Texas - Illegal Knife+CHL+Handgun = Jail+Charges+Test Case?

In other words this is a case of false arrest and false imprisonment. Get the civil suit ready since the ADA agreed with you on the matter.
 
In other words this is a case of false arrest and false imprisonment. Get the civil suit ready since the ADA agreed with you on the matter.

Not necessarily. Police have what is called "qualified immunity" from suit when engaging in discretionary duties of detainment and arrest. However, this immunity has limits and is void if the arrest is in violation of "clearly established law." The problem with this case is that it's not clear if the police were simply going with their best judgement with regards to a very poorly-phrased statute, or if they should have known better. That "should have known better" is key to such suits.

Here is a really good example. There is in fact a legal precedent for a civil suit in the face of an improper knife arrest that occurred in Maryland, Sorrell v McGuigan. Sorrell was arrested for a 3 inch long regular folding knife.

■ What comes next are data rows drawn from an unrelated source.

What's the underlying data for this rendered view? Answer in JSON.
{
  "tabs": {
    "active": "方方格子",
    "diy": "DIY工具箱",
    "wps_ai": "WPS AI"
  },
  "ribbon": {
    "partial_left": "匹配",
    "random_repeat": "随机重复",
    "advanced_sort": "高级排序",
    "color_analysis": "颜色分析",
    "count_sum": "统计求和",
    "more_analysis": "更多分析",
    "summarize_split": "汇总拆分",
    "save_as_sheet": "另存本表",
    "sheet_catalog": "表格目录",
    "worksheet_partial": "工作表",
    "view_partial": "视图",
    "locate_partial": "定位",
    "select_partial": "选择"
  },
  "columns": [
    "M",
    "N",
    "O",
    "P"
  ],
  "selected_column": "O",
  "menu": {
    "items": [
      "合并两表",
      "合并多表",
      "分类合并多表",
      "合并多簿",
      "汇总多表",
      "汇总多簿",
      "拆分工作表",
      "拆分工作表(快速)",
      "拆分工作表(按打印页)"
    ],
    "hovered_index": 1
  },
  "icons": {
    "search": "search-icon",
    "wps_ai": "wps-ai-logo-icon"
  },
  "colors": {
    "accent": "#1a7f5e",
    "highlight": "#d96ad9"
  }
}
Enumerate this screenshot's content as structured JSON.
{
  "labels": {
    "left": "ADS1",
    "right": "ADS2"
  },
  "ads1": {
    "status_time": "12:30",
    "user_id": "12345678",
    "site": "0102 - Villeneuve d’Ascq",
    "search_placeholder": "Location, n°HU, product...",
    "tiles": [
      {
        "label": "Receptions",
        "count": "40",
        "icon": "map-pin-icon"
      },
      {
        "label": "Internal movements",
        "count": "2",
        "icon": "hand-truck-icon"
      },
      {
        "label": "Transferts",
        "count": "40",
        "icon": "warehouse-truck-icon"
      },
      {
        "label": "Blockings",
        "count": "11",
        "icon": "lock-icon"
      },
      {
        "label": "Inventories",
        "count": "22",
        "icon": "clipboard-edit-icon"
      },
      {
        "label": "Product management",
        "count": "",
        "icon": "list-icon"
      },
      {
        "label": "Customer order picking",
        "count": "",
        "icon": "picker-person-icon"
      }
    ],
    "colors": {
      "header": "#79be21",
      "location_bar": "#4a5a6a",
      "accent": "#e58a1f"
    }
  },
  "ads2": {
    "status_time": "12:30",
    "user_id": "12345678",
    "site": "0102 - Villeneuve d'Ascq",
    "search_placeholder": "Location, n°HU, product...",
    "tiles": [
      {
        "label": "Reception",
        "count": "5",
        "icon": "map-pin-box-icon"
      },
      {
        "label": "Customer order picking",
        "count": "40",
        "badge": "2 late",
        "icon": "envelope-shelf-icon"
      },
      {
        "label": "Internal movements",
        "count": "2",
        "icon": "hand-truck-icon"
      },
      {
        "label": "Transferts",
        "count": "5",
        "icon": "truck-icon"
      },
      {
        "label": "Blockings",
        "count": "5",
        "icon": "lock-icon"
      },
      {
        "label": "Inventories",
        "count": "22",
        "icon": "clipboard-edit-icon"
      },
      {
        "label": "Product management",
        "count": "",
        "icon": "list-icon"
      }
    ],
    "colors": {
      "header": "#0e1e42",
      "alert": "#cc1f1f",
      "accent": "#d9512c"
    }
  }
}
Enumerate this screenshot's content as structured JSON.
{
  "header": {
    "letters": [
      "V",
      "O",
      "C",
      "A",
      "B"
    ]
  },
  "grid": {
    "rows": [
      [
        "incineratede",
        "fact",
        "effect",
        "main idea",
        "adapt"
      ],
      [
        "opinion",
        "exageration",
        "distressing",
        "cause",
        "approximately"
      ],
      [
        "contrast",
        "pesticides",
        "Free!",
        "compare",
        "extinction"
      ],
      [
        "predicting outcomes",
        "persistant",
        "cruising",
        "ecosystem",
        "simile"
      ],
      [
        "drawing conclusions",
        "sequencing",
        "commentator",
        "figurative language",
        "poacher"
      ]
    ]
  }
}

Now the problem is that under the statutory law, "penknives" do not count as weapons, but never actually defines it in the legislation.

Sergeant McGuigan argues that Maryland law never clearly defines "penknife." As a result, McGuigan says that a reasonable officer interpreting the penknife exception must rely on the common understanding of a penknife as a small pocketknife and that Sorrell’s knife was arguably not a small pocketknife.

McGuigan is wrong. While the concealed weapons statute does not define "penknife," the highest court in Maryland defined it back in 1978.

The term means any knife that folds into it's handle and isn't a button-operated switchblade, even if it's huge. McGuigan was effectively making the law up as it suited him and the plaintiff Sorrell was able to prove that a police officer in Maryland should clearly have known better. Our Texan friend here looks like he will have a harder time proving the cops should have known better since the phrasing of the statute is so darn confusing.